Winter visitors – which new species will you get in your garden at this time of year, how to identify and help them.
During the winter most gardens will see the arrival of winter migrants. Some will have travelled thousands of miles to escape the harsh weather further north, while others may be local birds from the surrounding countryside, driven into our gardens by lack of food in the countryside.
All of these birds will eat sunflower hearts and most will also appreciate a chance to drink and bathe.
Blackcap. The male of this species is easily identified by, you guessed it, the black cap. The rest of the bird is a dusky grey. Females have brown caps and a “warmer” grey plumage. They will readily take sunflower hearts and adore peanut cakes, particularly the insect variety.
They used to be regarded as a summer visitor but as “our” birds depart south in the autumn they are replaced with birds that bred in Germany and Austria, taking advantage of our well-stocked bird tables and milder climate.
Bramblings closely resemble Chaffinches and can be regarded as a northern equivalent of that species, only arriving in large numbers only when forced across the North Sea by severe weather or food shortages. They readily eat sunflower hearts but kibbled peanuts seem to be a particular favourite, probably because they are nutritionally almost identical to beech mast, the main winter food of Bramblings and other forest species.
The male Brambling is a like a warm-orange coloured Chaffinch, with a browny/black head, neck and upper back in autumn which gradually changes into a glossy black by the spring. The female is much less obvious but always appears to have dark scales on the back and flanks.
The best character is the white rump on both sexes, which is quite obvious in flight. If you see a flock of Chaffinches and notice a few white rumps as they fly away, be on the alert for Bramblings! If it is a mixed finch flock bear in mind that Bullfinches and Goldfinches also have white rumps.

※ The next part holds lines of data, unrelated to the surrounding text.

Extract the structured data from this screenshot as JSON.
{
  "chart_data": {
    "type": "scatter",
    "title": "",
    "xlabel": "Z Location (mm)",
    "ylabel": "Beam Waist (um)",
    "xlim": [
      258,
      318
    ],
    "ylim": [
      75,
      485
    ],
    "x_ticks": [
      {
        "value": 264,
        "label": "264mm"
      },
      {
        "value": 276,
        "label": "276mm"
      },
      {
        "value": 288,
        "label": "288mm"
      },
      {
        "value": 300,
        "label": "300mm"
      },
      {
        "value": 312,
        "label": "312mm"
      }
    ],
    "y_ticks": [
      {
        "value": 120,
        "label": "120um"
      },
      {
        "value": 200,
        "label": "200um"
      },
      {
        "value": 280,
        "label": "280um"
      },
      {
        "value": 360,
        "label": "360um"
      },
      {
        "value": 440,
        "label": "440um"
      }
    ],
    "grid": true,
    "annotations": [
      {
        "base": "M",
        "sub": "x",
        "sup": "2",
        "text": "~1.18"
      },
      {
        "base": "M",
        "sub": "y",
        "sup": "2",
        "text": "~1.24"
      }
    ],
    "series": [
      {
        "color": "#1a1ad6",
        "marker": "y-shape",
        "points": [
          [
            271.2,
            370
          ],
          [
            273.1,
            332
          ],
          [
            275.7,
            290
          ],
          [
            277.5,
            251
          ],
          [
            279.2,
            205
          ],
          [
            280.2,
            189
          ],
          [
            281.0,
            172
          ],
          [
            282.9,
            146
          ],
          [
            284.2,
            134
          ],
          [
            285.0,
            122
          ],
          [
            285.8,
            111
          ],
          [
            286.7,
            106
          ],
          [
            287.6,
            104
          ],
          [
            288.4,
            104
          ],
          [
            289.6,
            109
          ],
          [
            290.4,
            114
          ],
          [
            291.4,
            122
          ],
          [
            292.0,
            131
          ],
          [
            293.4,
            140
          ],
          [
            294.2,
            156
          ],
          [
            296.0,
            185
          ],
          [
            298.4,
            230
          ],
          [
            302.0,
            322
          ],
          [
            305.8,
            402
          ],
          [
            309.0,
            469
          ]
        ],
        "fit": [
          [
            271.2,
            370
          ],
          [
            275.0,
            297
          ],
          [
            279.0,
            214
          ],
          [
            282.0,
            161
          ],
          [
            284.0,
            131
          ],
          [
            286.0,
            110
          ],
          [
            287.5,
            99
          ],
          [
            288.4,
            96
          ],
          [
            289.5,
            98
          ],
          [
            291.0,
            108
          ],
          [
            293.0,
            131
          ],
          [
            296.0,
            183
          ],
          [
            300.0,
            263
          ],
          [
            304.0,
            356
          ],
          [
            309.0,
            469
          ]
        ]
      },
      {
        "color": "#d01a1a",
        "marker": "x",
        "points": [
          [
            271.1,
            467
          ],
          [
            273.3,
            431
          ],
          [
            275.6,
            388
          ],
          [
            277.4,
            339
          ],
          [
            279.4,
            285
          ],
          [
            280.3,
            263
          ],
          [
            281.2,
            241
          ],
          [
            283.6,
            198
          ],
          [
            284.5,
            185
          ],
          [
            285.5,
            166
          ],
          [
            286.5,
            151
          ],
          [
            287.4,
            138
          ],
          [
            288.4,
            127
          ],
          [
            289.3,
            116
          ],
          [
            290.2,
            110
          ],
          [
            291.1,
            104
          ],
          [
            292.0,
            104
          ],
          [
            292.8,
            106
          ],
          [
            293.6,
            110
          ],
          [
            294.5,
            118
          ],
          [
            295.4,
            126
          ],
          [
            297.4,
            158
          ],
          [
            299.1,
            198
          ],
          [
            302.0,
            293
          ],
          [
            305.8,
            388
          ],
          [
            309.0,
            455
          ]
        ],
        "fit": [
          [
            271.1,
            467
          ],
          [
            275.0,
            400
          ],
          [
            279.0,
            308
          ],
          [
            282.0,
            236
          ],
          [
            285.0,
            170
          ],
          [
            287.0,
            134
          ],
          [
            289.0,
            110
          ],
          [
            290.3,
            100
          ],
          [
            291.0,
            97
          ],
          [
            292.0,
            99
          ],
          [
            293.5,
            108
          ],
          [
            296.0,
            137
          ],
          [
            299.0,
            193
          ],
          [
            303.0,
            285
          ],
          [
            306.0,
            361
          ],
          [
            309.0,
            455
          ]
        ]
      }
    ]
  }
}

Adult male Siskins are a bright yellowy-green with a black cap and chin. The rump and outer tail is almost a pure yellow. Females are more soberly attired, being a browny-green and lacking the cap and chin markings. It’s worth having a closer look at the dull birds to see if there is a small black bib or red on the forehead. If both are present then you have Lesser Redpolls, a charming bird that is on the red list of birds of conservation concern.

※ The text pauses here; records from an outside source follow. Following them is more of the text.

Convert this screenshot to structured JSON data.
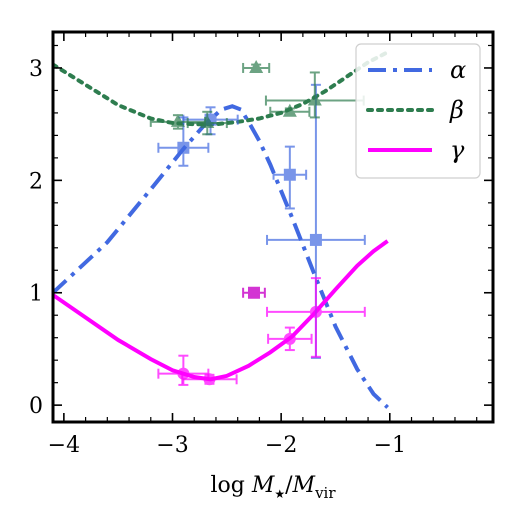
{
  "chart_data": {
    "type": "line",
    "xlabel_parts": {
      "prefix": "log ",
      "m1": "M",
      "sub1": "★",
      "slash": "/",
      "m2": "M",
      "sub2": "vir"
    },
    "xlim": [
      -4.1,
      -0.05
    ],
    "ylim": [
      -0.15,
      3.32
    ],
    "xticks": [
      -4,
      -3,
      -2,
      -1
    ],
    "xtick_labels": [
      "−4",
      "−3",
      "−2",
      "−1"
    ],
    "yticks": [
      0,
      1,
      2,
      3
    ],
    "ytick_labels": [
      "0",
      "1",
      "2",
      "3"
    ],
    "legend": {
      "placement": "top-right",
      "entries": [
        "α",
        "β",
        "γ"
      ]
    },
    "colors": {
      "alpha": "#4169e1",
      "beta": "#2e7d4f",
      "gamma": "#ff00ff"
    },
    "series": [
      {
        "name": "α",
        "style": "dashdot",
        "line": {
          "x": [
            -4.1,
            -3.6,
            -3.2,
            -2.9,
            -2.7,
            -2.55,
            -2.45,
            -2.37,
            -2.3,
            -2.2,
            -2.1,
            -1.9,
            -1.7,
            -1.5,
            -1.3,
            -1.15,
            -1.02
          ],
          "y": [
            1.0,
            1.45,
            1.92,
            2.28,
            2.5,
            2.63,
            2.66,
            2.63,
            2.52,
            2.35,
            2.14,
            1.67,
            1.18,
            0.7,
            0.32,
            0.1,
            -0.02
          ]
        },
        "points": [
          {
            "x": -2.9,
            "y": 2.29,
            "xerr": 0.23,
            "yerr_lo": 0.16,
            "yerr_hi": 0.27
          },
          {
            "x": -2.65,
            "y": 2.54,
            "xerr": 0.25,
            "yerr_lo": 0.13,
            "yerr_hi": 0.11
          },
          {
            "x": -1.92,
            "y": 2.05,
            "xerr": 0.15,
            "yerr_lo": 0.3,
            "yerr_hi": 0.25
          },
          {
            "x": -1.68,
            "y": 1.47,
            "xerr": 0.45,
            "yerr_lo": 1.05,
            "yerr_hi": 1.38
          }
        ]
      },
      {
        "name": "β",
        "style": "dotted",
        "line": {
          "x": [
            -4.1,
            -3.8,
            -3.5,
            -3.2,
            -3.0,
            -2.8,
            -2.6,
            -2.4,
            -2.2,
            -2.0,
            -1.8,
            -1.6,
            -1.4,
            -1.2,
            -1.02
          ],
          "y": [
            3.03,
            2.85,
            2.67,
            2.55,
            2.51,
            2.5,
            2.5,
            2.52,
            2.55,
            2.6,
            2.68,
            2.79,
            2.92,
            3.05,
            3.14
          ]
        },
        "points": [
          {
            "x": -2.95,
            "y": 2.52,
            "xerr": 0.25,
            "yerr_lo": 0.06,
            "yerr_hi": 0.06
          },
          {
            "x": -2.68,
            "y": 2.51,
            "xerr": 0.18,
            "yerr_lo": 0.1,
            "yerr_hi": 0.1
          },
          {
            "x": -2.23,
            "y": 3.0,
            "xerr": 0.12,
            "yerr_lo": 0.03,
            "yerr_hi": 0.03
          },
          {
            "x": -1.92,
            "y": 2.61,
            "xerr": 0.18,
            "yerr_lo": 0.03,
            "yerr_hi": 0.03
          },
          {
            "x": -1.69,
            "y": 2.71,
            "xerr": 0.45,
            "yerr_lo": 0.15,
            "yerr_hi": 0.25
          }
        ]
      },
      {
        "name": "γ",
        "style": "solid",
        "line": {
          "x": [
            -4.1,
            -3.8,
            -3.5,
            -3.2,
            -3.0,
            -2.8,
            -2.65,
            -2.5,
            -2.3,
            -2.1,
            -1.9,
            -1.7,
            -1.5,
            -1.3,
            -1.15,
            -1.02
          ],
          "y": [
            0.98,
            0.78,
            0.58,
            0.41,
            0.31,
            0.25,
            0.23,
            0.26,
            0.35,
            0.47,
            0.61,
            0.81,
            1.03,
            1.24,
            1.37,
            1.46
          ]
        },
        "points": [
          {
            "x": -2.9,
            "y": 0.28,
            "xerr": 0.23,
            "yerr_lo": 0.1,
            "yerr_hi": 0.16
          },
          {
            "x": -2.66,
            "y": 0.23,
            "xerr": 0.25,
            "yerr_lo": 0.04,
            "yerr_hi": 0.04
          },
          {
            "x": -1.92,
            "y": 0.59,
            "xerr": 0.2,
            "yerr_lo": 0.1,
            "yerr_hi": 0.1
          },
          {
            "x": -1.68,
            "y": 0.83,
            "xerr": 0.45,
            "yerr_lo": 0.4,
            "yerr_hi": 0.3
          }
        ]
      }
    ],
    "extra_points": [
      {
        "x": -2.25,
        "y": 1.0,
        "xerr": 0.1,
        "yerr_lo": 0.02,
        "yerr_hi": 0.02,
        "color": "#cc11cc",
        "marker": "square"
      }
    ]
  }
}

Siskins tend to visit gardens in greatest numbers in February and March as they return to their nesting areas in coniferous woodland. In recent years Lesser Redpolls seem to be joining in with the Siskin flocks, adding extra interest at the bird feeders.
Both species can be quite confiding, sometimes staying on feeders until they are taken down for refilling, and both species seem to prefer kibbled sunflower hearts or nyjer.
Reed Buntings are a scarce winter visitor to gardens, normally only leaving the countryside towards the end of the winter as natural food supplies dwindle. The species is a “red-listed” species of conservation concern so it’s important to help them survive local food shortages. Again sunflower hearts are the food of choice but they will also take a variety of other seeds such as those found in our table seed mix.
Field guides tend to show the adult male in breeding plumage – an unmistakeable bird of similar size and appearance to a House Sparrow, but with a jet black head and broad white collar. In winter both sexes can look more like a “funny sparrow” with a pale brown moustache, eye stripe and crown stripe. The flanks are usually delicately streaked and if you are at all familiar with House Sparrows you will realise that this bird is something else.
Reed Buntings are occasionally joined by Yellowhammers, which are also buntings. The females can be hard to separate from Reed Buntings in winter, but the males are unmistakeable with bright yellow on the head and breast.